PCH targets older and lower-income consumers, said the complaint: The average age of its “core consumer” is 66, and 54% of its core consumers earn less than $50,000, said the complaint. The company uses the prospect of winning lucrative sweepstakes prizes “to lure consumers into repeatedly visiting its e-commerce website and buying products.”

Instead of entering consumers into the sweepstakes after they hit the call-to-action button on its homepage showing the “Official Entry Form,” PCH takes them to its e-commerce site where consumers have to click through several webpages of product ads, including magazine subscriptions, said the complaint. After clicking through several more ad-filled webpages, consumers are presented another call-to-action button where they can submit their sweepstakes entry, it said.

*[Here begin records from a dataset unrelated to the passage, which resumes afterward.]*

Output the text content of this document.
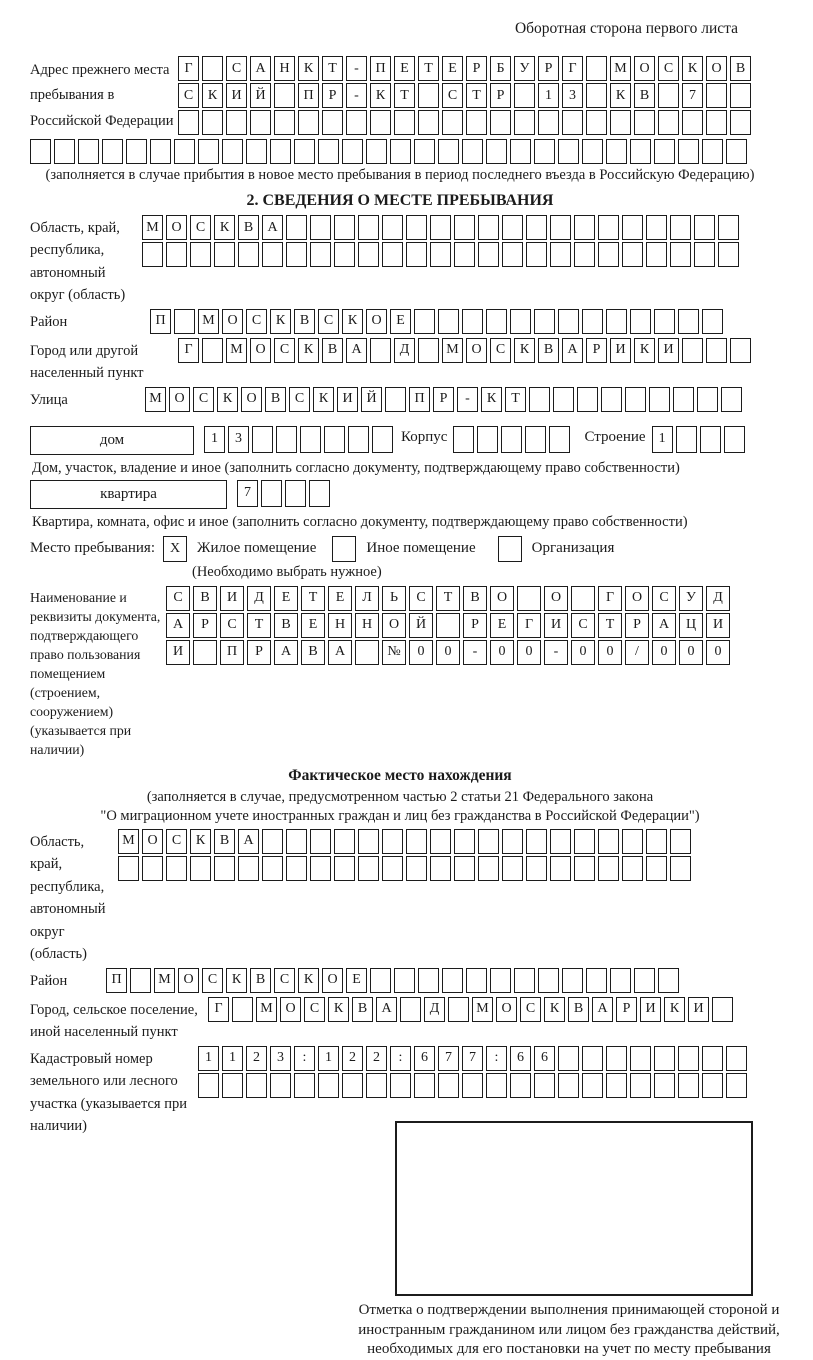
Оборотная сторона первого листа
Адрес прежнего места пребывания в Российской Федерации
Г	С	А Н	К	Т	-	П	Е	Т	Е	Р	Б	У	Р	Г	М О	С	К	О	В
С	К	И Й	П	Р	-	К	Т	С	Т	Р	1	3	К	В	7
(заполняется в случае прибытия в новое место пребывания в период последнего въезда в Российскую Федерацию)
2. СВЕДЕНИЯ О МЕСТЕ ПРЕБЫВАНИЯ
Область, край, республика, автономный округ (область)
М О	С	К	В	А
Район	П	М О	С	К	В	С	К	О	Е
Город или другой населенный пункт
Г	М О	С	К	В	А	Д	М О	С	К	В	А	Р	И	К	И
Улица	М О	С	К	О	В	С	К	И Й	П	Р	-	К	Т
дом	1	3	Корпус	Строение 1
Дом, участок, владение и иное (заполнить согласно документу, подтверждающему право собственности)
квартира	7
Квартира, комната, офис и иное (заполнить согласно документу, подтверждающему право собственности)
Место пребывания:	X	Жилое помещение	Иное помещение	Организация
(Необходимо выбрать нужное)
Наименование и реквизиты документа, подтверждающего право пользования помещением (строением, сооружением) (указывается при наличии)
С	В	И	Д	Е	Т	Е	Л	Ь	С	Т	В	О	О	Г	О	С	У	Д
А	Р	С	Т	В	Е	Н	Н	О	Й	Р	Е	Г	И	С	Т	Р	А	Ц	И
И	П	Р	А	В	А	№	0	0	-	0	0	-	0	0	/	0	0	0
Фактическое место нахождения
(заполняется в случае, предусмотренном частью 2 статьи 21 Федерального закона
"О миграционном учете иностранных граждан и лиц без гражданства в Российской Федерации")
Область, край, республика, автономный округ (область)
М О	С	К	В	А
Район	П	М О	С	К	В	С	К	О	Е
Город, сельское поселение, иной населенный пункт
Г	М О	С	К	В	А	Д	М О	С	К	В	А	Р	И	К	И
Кадастровый номер земельного или лесного участка (указывается при наличии)
1	1	2	3	:	1	2	2	:	6	7	7	:	6	6
Отметка о подтверждении выполнения принимающей стороной и иностранным гражданином или лицом без гражданства действий, необходимых для его постановки на учет по месту пребывания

After customers enter the sweepstakes, PCH sends them emails falsely indicating they must complete another step to claim a prize number to be eligible to win, but links in the emails direct consumers instead to the e-commerce site with more ads rather than to a “true ‘final’ or additional step of some kind.” Dark patterns include “linking and conflating ‘ordering’ products' and ‘entering the sweepstakes' through the use of trick wording and visual interference,” said the complaint.

PCH also sent “millions of emails” referencing “fictitious forms and documents” that mimic the naming convention that the IRS uses on federal tax forms such as a W2-G (Certain Gambling Winnings Form) “to trick consumers into opening and reading the emails," it said.

PCH agreed to settle the FTC’s charges it violated the FTC Act and Controlling the Assault of Non-Solicited Pornography and Marketing Act. As part of the proposed court order, PCH will stop deceiving consumers that a purchase is required to enter its sweepstakes or boost their chances of winning; it will make clear disclosures that a purchase isn't required and clearly distinguish between entering and ordering; clearly disclose full prices of products for sale and all fees; stop deceptive emails; and destroy consumer data collected before 2019.

The proposed order also requires PCH to preserve records of “market, behavioral, or psychological research," plus user testing, including A/B or multivariate testing, focus groups, interviews, clickstream analysis, eye or mouse tracking studies or analyses of consumers’ impressions of ads, marketing, sweepstakes or products. Publishers Clearing House didn't comment.